「富士山を世界遺産にする国民会議」設立
豊かな「文化」アピール 7月8日、東京でシンポ
7月1日は、富士山の山開き。例年多くの登山客が登頂を目指すが、今年は特に、日本最高峰・富士が注目を集めている。4月、各界各層の代表者によって「富士山を世界遺産にする国民会議」(略称・富士山会議、会長・中曽根康弘元首相)が設立されたからだ。
日本の心の象徴であり、ランドマークでもある富士山を、ユネスコ世界遺産委員会が決定する「世界遺産(文化遺産)」として登録することを目的にした国民運動の盛り上がりを図るのが狙いだ。現在、内閣府にNPO法人の認可を申請している。
同会議(事務局・東京港区虎ノ門)は、国民運動のセンター機能を有し、世界遺産登録に必要な調査、キャンペーンの企画・実施、政府や国際機関への働き掛け、登録後の保護管理体系への提言、富士山基金の設置-といった活動を進める。
組織内には、富士山の文化的価値の研究や文化遺産としての登録意義を研究する富士山文化遺産登録調査委員会も置かれた。富士山の多様な文化的価値について再確認するため、同会議が7月8日に、東京・明治記念館で開く第1回シンポジウム「富士山が世界に誇る文化的価値」は、同委員会の中間報告を兼ねる。
古代から、富士山は「神の山」として庶民の信仰と尊敬を集め、その雄大な姿や美しさは古典文学や絵画など数限りない芸術作品に描かれた。宗教から芸術表現に至るまで、日本人の精神文化を語る時、欠くことのできない存在と言える。
十数年前にも、富士山が“燃えた”時があった。富士山を世界遺産(自然遺産)に登録しようという運動が1994年、山梨、静岡両県の住民を中心に盛り上がった。全国から集まった240万人を超える署名を添えて、国会に請願、採択されたが、環境問題の悪化などから、政府は富士山を世界遺産として推薦することを見送った。
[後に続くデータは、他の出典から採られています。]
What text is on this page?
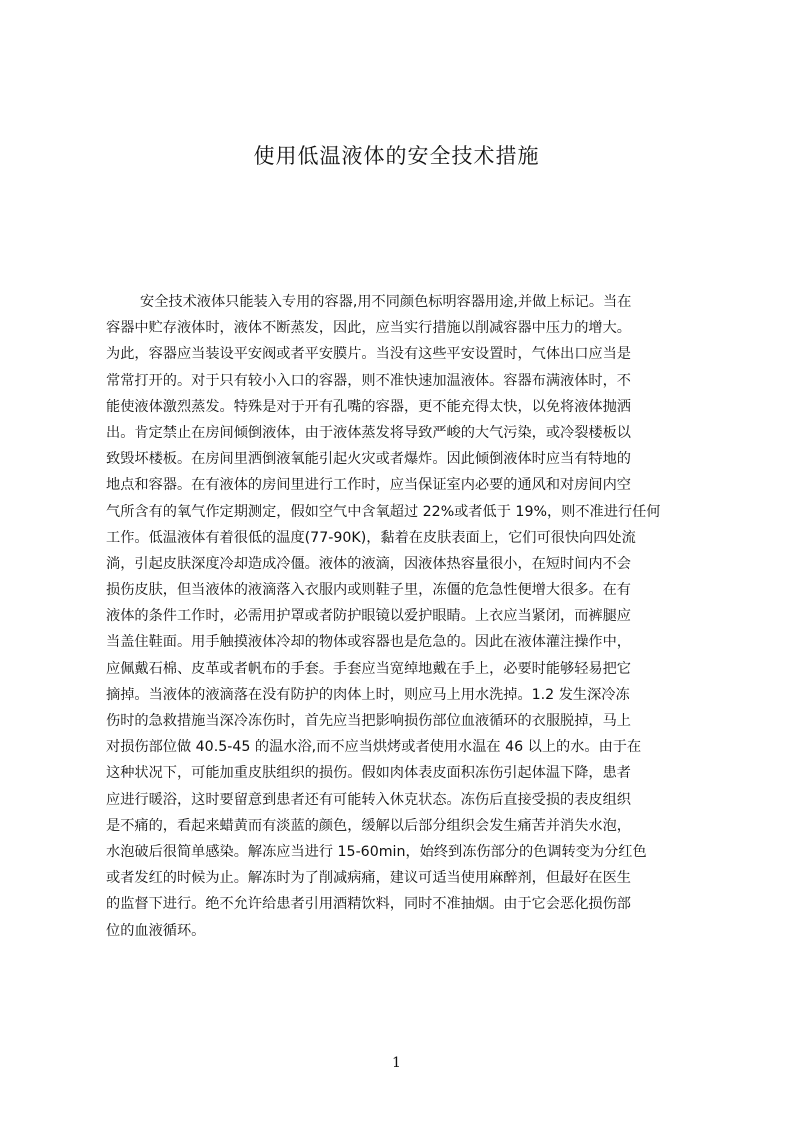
使用低温液体的安全技术措施
安全技术液体只能装入专用的容器,用不同颜色标明容器用途,并做上标记。当在
容器中贮存液体时，液体不断蒸发，因此，应当实行措施以削减容器中压力的增大。
为此，容器应当装设平安阀或者平安膜片。当没有这些平安设置时，气体出口应当是
常常打开的。对于只有较小入口的容器，则不准快速加温液体。容器布满液体时，不
能使液体激烈蒸发。特殊是对于开有孔嘴的容器，更不能充得太快，以免将液体抛洒
出。肯定禁止在房间倾倒液体，由于液体蒸发将导致严峻的大气污染，或冷裂楼板以
致毁坏楼板。在房间里洒倒液氧能引起火灾或者爆炸。因此倾倒液体时应当有特地的
地点和容器。在有液体的房间里进行工作时，应当保证室内必要的通风和对房间内空
气所含有的氧气作定期测定，假如空气中含氧超过 22%或者低于 19%，则不准进行任何
工作。低温液体有着很低的温度(77-90K)，黏着在皮肤表面上，它们可很快向四处流
淌，引起皮肤深度冷却造成冷僵。液体的液滴，因液体热容量很小，在短时间内不会
损伤皮肤，但当液体的液滴落入衣服内或则鞋子里，冻僵的危急性便增大很多。在有
液体的条件工作时，必需用护罩或者防护眼镜以爱护眼睛。上衣应当紧闭，而裤腿应
当盖住鞋面。用手触摸液体冷却的物体或容器也是危急的。因此在液体灌注操作中，
应佩戴石棉、皮革或者帆布的手套。手套应当宽绰地戴在手上，必要时能够轻易把它
摘掉。当液体的液滴落在没有防护的肉体上时，则应马上用水洗掉。1.2 发生深冷冻
伤时的急救措施当深冷冻伤时，首先应当把影响损伤部位血液循环的衣服脱掉，马上
对损伤部位做 40.5-45 的温水浴,而不应当烘烤或者使用水温在 46 以上的水。由于在
这种状况下，可能加重皮肤组织的损伤。假如肉体表皮面积冻伤引起体温下降，患者
应进行暖浴，这时要留意到患者还有可能转入休克状态。冻伤后直接受损的表皮组织
是不痛的，看起来蜡黄而有淡蓝的颜色，缓解以后部分组织会发生痛苦并消失水泡，
水泡破后很简单感染。解冻应当进行 15-60min，始终到冻伤部分的色调转变为分红色
或者发红的时候为止。解冻时为了削减病痛，建议可适当使用麻醉剂，但最好在医生
的监督下进行。绝不允许给患者引用酒精饮料，同时不准抽烟。由于它会恶化损伤部
位的血液循环。
1
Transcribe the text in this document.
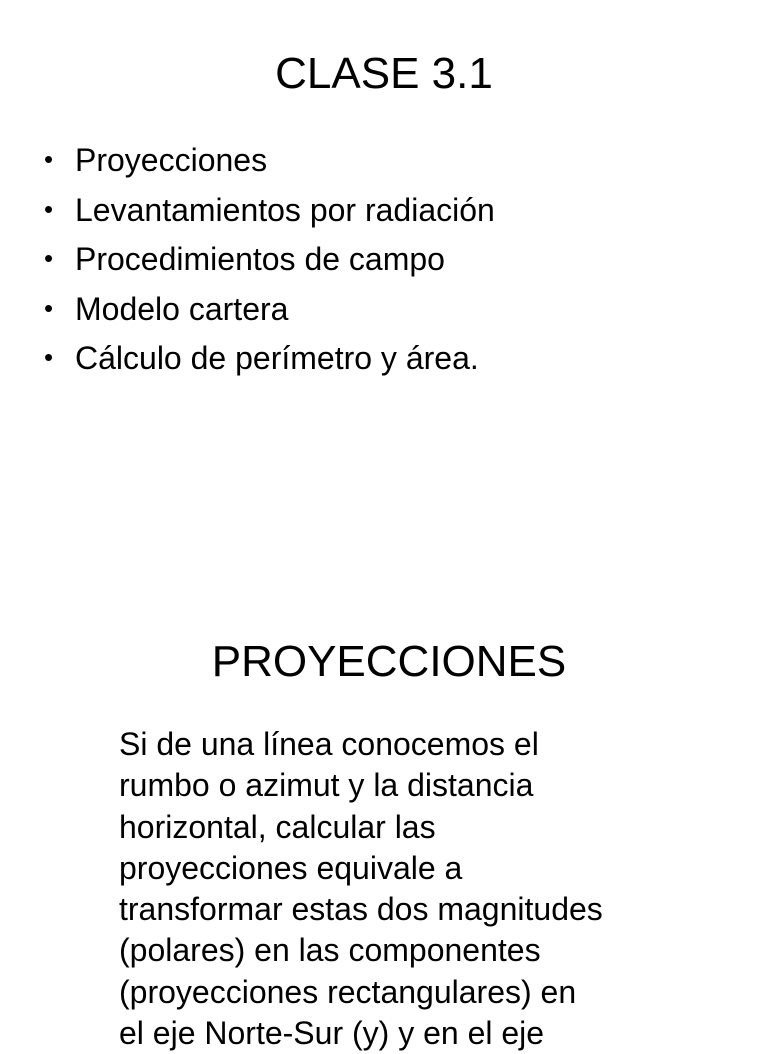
CLASE 3.1
• Proyecciones
• Levantamientos por radiación
• Procedimientos de campo
• Modelo cartera
• Cálculo de perímetro y área.
PROYECCIONES

Si de una línea conocemos el
rumbo o azimut y la distancia
horizontal, calcular las
proyecciones equivale a
transformar estas dos magnitudes
(polares) en las componentes
(proyecciones rectangulares) en
el eje Norte-Sur (y) y en el eje
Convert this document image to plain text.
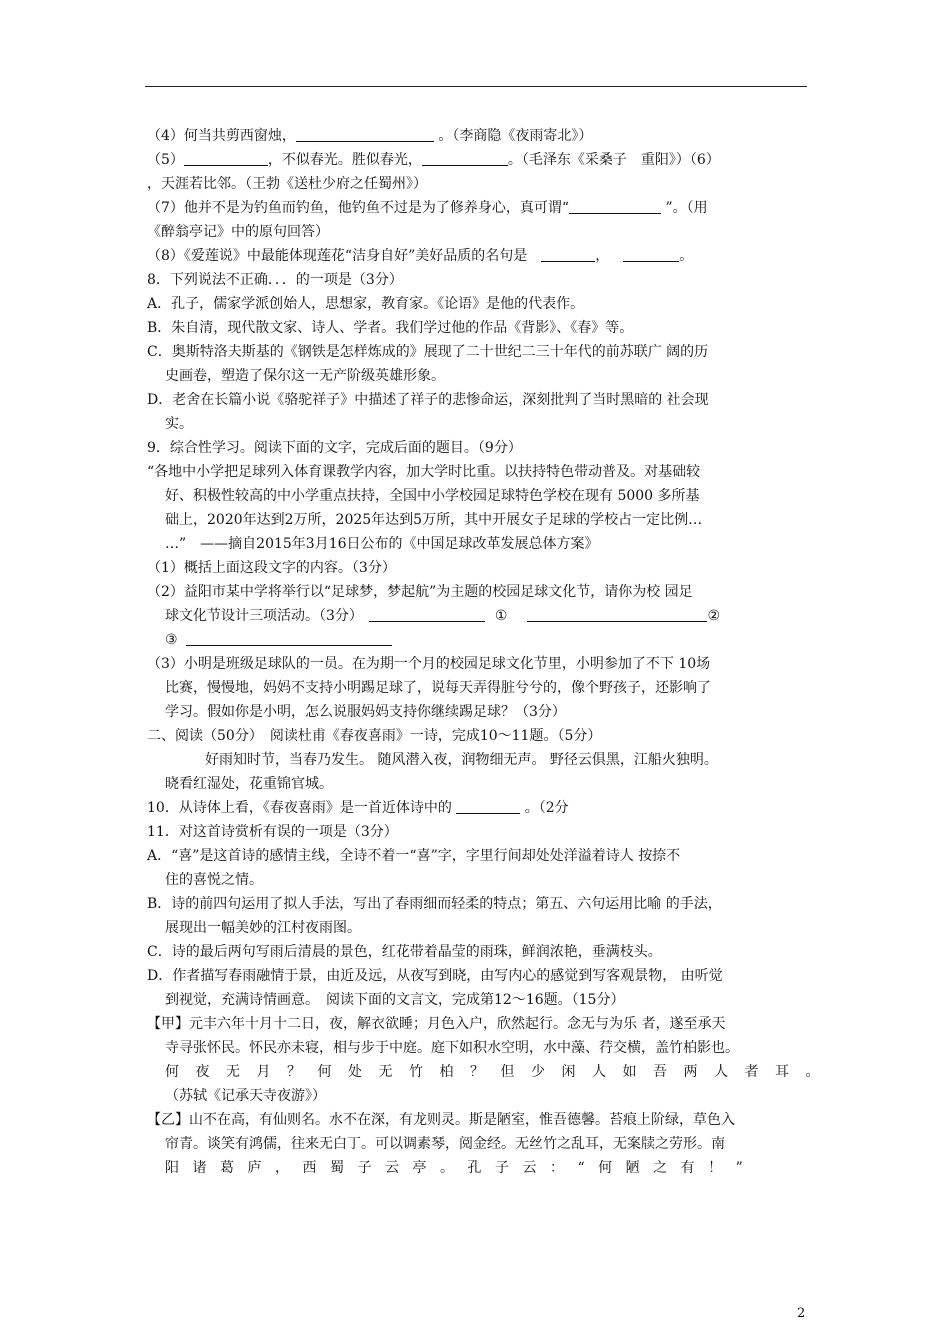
（4）何当共剪西窗烛，	。（李商隐《夜雨寄北》）
（5）	，不似春光。胜似春光，	。（毛泽东《采桑子　重阳》）（6）
，天涯若比邻。（王勃《送杜少府之任蜀州》）
（7）他并不是为钓鱼而钓鱼，他钓鱼不过是为了修养身心，真可谓“	”。（用
《醉翁亭记》中的原句回答）
（8）《爱莲说》中最能体现莲花“洁身自好”美好品质的名句是　	，	。
8．下列说法不正确．．．的一项是（3分）
A．孔子，儒家学派创始人，思想家，教育家。《论语》是他的代表作。
B．朱自清，现代散文家、诗人、学者。我们学过他的作品《背影》、《春》等。
C．奥斯特洛夫斯基的《钢铁是怎样炼成的》展现了二十世纪二三十年代的前苏联广 阔的历
史画卷，塑造了保尔这一无产阶级英雄形象。
D．老舍在长篇小说《骆驼祥子》中描述了祥子的悲惨命运，深刻批判了当时黑暗的 社会现
实。
9．综合性学习。阅读下面的文字，完成后面的题目。（9分）
“各地中小学把足球列入体育课教学内容，加大学时比重。以扶持特色带动普及。对基础较
好、积极性较高的中小学重点扶持，全国中小学校园足球特色学校在现有 5000 多所基
础上，2020年达到2万所，2025年达到5万所，其中开展女子足球的学校占一定比例…
…”　——摘自2015年3月16日公布的《中国足球改革发展总体方案》
（1）概括上面这段文字的内容。（3分）
（2）益阳市某中学将举行以“足球梦，梦起航”为主题的校园足球文化节，请你为校 园足
球文化节设计三项活动。（3分）	①	②
③
（3）小明是班级足球队的一员。在为期一个月的校园足球文化节里，小明参加了不下 10场
比赛，慢慢地，妈妈不支持小明踢足球了，说每天弄得脏兮兮的，像个野孩子，还影响了
学习。假如你是小明，怎么说服妈妈支持你继续踢足球？（3分）
二、阅读（50分）　阅读杜甫《春夜喜雨》一诗，完成10～11题。（5分）
好雨知时节，当春乃发生。 随风潜入夜，润物细无声。 野径云俱黑，江船火独明。
晓看红湿处，花重锦官城。
10．从诗体上看，《春夜喜雨》是一首近体诗中的	。（2分
11．对这首诗赏析有误的一项是（3分）
A．“喜”是这首诗的感情主线，全诗不着一“喜”字，字里行间却处处洋溢着诗人 按捺不
住的喜悦之情。
B．诗的前四句运用了拟人手法，写出了春雨细而轻柔的特点；第五、六句运用比喻 的手法，
展现出一幅美妙的江村夜雨图。
C．诗的最后两句写雨后清晨的景色，红花带着晶莹的雨珠，鲜润浓艳，垂满枝头。
D．作者描写春雨融情于景，由近及远，从夜写到晓，由写内心的感觉到写客观景物， 由听觉
到视觉，充满诗情画意。　阅读下面的文言文，完成第12～16题。（15分）
【甲】元丰六年十月十二日，夜，解衣欲睡；月色入户，欣然起行。念无与为乐 者，遂至承天
寺寻张怀民。怀民亦未寝，相与步于中庭。庭下如积水空明，水中藻、荇交横，盖竹柏影也。
何夜无月？何处无竹柏？但少闲人如吾两人者耳。
（苏轼《记承天寺夜游》）
【乙】山不在高，有仙则名。水不在深，有龙则灵。斯是陋室，惟吾德馨。苔痕上阶绿，草色入
帘青。谈笑有鸿儒，往来无白丁。可以调素琴，阅金经。无丝竹之乱耳，无案牍之劳形。南
阳诸葛庐，西蜀子云亭。孔子云：“何陋之有！”
2
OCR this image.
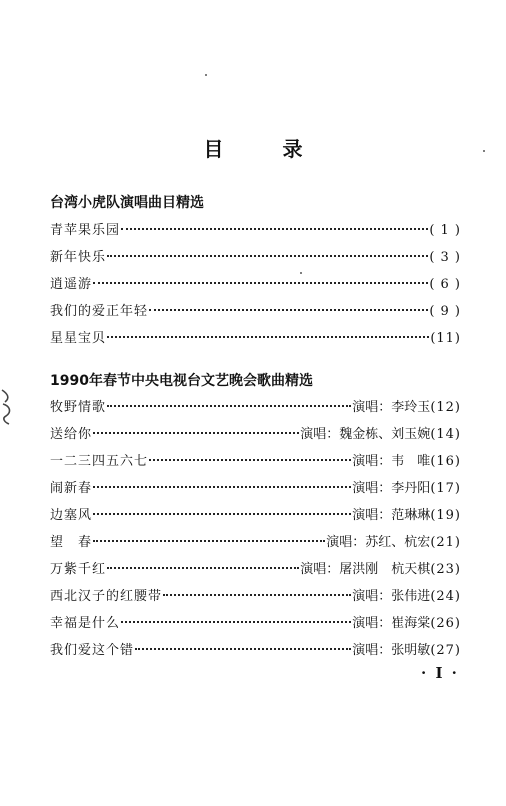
目 录
台湾小虎队演唱曲目精选
青苹果乐园	( 1 )
新年快乐	( 3 )
逍遥游	( 6 )
我们的爱正年轻	( 9 )
星星宝贝	(11)
1990年春节中央电视台文艺晚会歌曲精选
牧野情歌	演唱：李玲玉 (12)
送给你	演唱：魏金栋、刘玉婉 (14)
一二三四五六七	演唱：韦　唯 (16)
闹新春	演唱：李丹阳 (17)
边塞风	演唱：范琳琳 (19)
望　春	演唱：苏红、杭宏 (21)
万紫千红	演唱：屠洪刚　杭天棋 (23)
西北汉子的红腰带	演唱：张伟进 (24)
幸福是什么	演唱：崔海棠 (26)
我们爱这个错	演唱：张明敏 (27)
· I ·
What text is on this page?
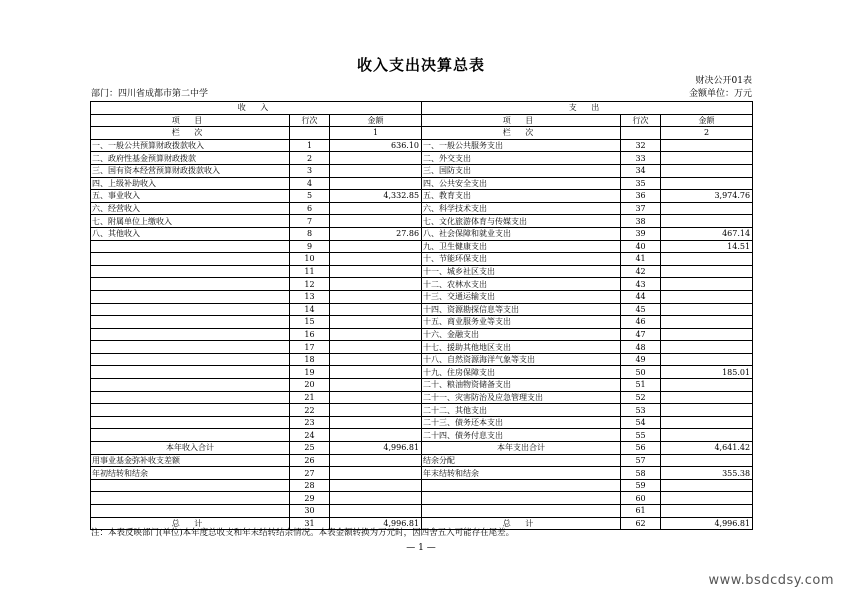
收入支出决算总表
财决公开01表
部门：四川省成都市第二中学	金额单位：万元
收 入			支 出		
项 目	行次	金额	项 目	行次	金额
栏 次		1	栏 次		2
一、一般公共预算财政拨款收入	1	636.10	一、一般公共服务支出	32	
二、政府性基金预算财政拨款	2		二、外交支出	33	
三、国有资本经营预算财政拨款收入	3		三、国防支出	34	
四、上级补助收入	4		四、公共安全支出	35	
五、事业收入	5	4,332.85	五、教育支出	36	3,974.76
六、经营收入	6		六、科学技术支出	37	
七、附属单位上缴收入	7		七、文化旅游体育与传媒支出	38	
八、其他收入	8	27.86	八、社会保障和就业支出	39	467.14
	9		九、卫生健康支出	40	14.51
	10		十、节能环保支出	41	
	11		十一、城乡社区支出	42	
	12		十二、农林水支出	43	
	13		十三、交通运输支出	44	
	14		十四、资源勘探信息等支出	45	
	15		十五、商业服务业等支出	46	
	16		十六、金融支出	47	
	17		十七、援助其他地区支出	48	
	18		十八、自然资源海洋气象等支出	49	
	19		十九、住房保障支出	50	185.01
	20		二十、粮油物资储备支出	51	
	21		二十一、灾害防治及应急管理支出	52	
	22		二十二、其他支出	53	
	23		二十三、债务还本支出	54	
	24		二十四、债务付息支出	55	
本年收入合计	25	4,996.81	本年支出合计	56	4,641.42
用事业基金弥补收支差额	26		结余分配	57	
年初结转和结余	27		年末结转和结余	58	355.38
	28			59	
	29			60	
	30			61	
总 计	31	4,996.81	总 计	62	4,996.81
注：本表反映部门(单位)本年度总收支和年末结转结余情况。本表金额转换为万元时，因四舍五入可能存在尾差。
— 1 —
www.bsdcdsy.com
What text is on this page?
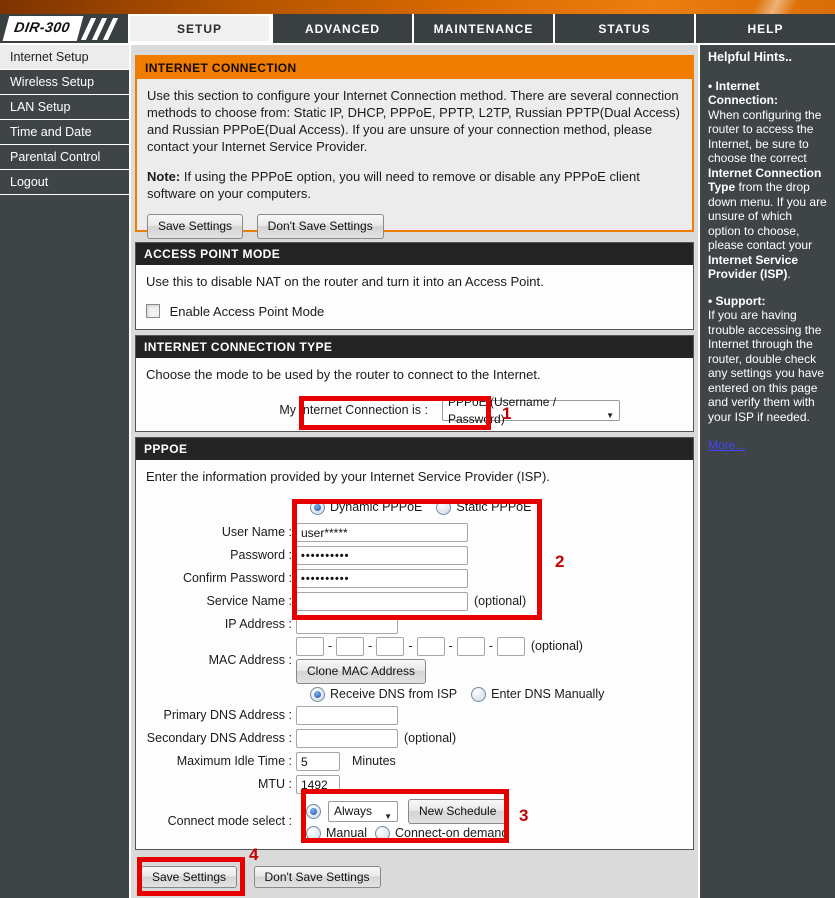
DIR-300	SETUP	ADVANCED	MAINTENANCE	STATUS	HELP
Internet Setup
Wireless Setup
LAN Setup
Time and Date
Parental Control
Logout
INTERNET CONNECTION
Use this section to configure your Internet Connection method. There are several connection methods to choose from: Static IP, DHCP, PPPoE, PPTP, L2TP, Russian PPTP(Dual Access) and Russian PPPoE(Dual Access). If you are unsure of your connection method, please contact your Internet Service Provider.
Note: If using the PPPoE option, you will need to remove or disable any PPPoE client software on your computers.
Save Settings	Don't Save Settings
ACCESS POINT MODE
Use this to disable NAT on the router and turn it into an Access Point.
Enable Access Point Mode
INTERNET CONNECTION TYPE
Choose the mode to be used by the router to connect to the Internet.
My Internet Connection is :
PPPoE (Username / Password)
▼
PPPOE
Enter the information provided by your Internet Service Provider (ISP).
Dynamic PPPoE	Static PPPoE
User Name :
user*****
Password :
••••••••••
Confirm Password :
••••••••••
Service Name :	(optional)
IP Address :
MAC Address :
-	-	-	-	-	(optional)
Clone MAC Address
Receive DNS from ISP	Enter DNS Manually
Primary DNS Address :
Secondary DNS Address :	(optional)
Maximum Idle Time :
5	Minutes
MTU :
1492
Connect mode select :
Always
▼	New Schedule
Manual Connect-on demand
Save Settings	Don't Save Settings
Helpful Hints..
• Internet Connection:
When configuring the router to access the Internet, be sure to choose the correct Internet Connection Type from the drop down menu. If you are unsure of which option to choose, please contact your Internet Service Provider (ISP).
• Support:
If you are having trouble accessing the Internet through the router, double check any settings you have entered on this page and verify them with your ISP if needed.
More...
1
2
3
4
その後、山梨、静岡両県の地元自治体や各種NPOなどの努力によって富士山を取り巻いていた環境汚染問題は徐々に解決されつつある。また、ユネスコの世界遺産委員会で文化遺産の基準が見直され、「文化的景観」という新しい道も開かれた。富士山が文化遺産に登録される可能性が出てきた。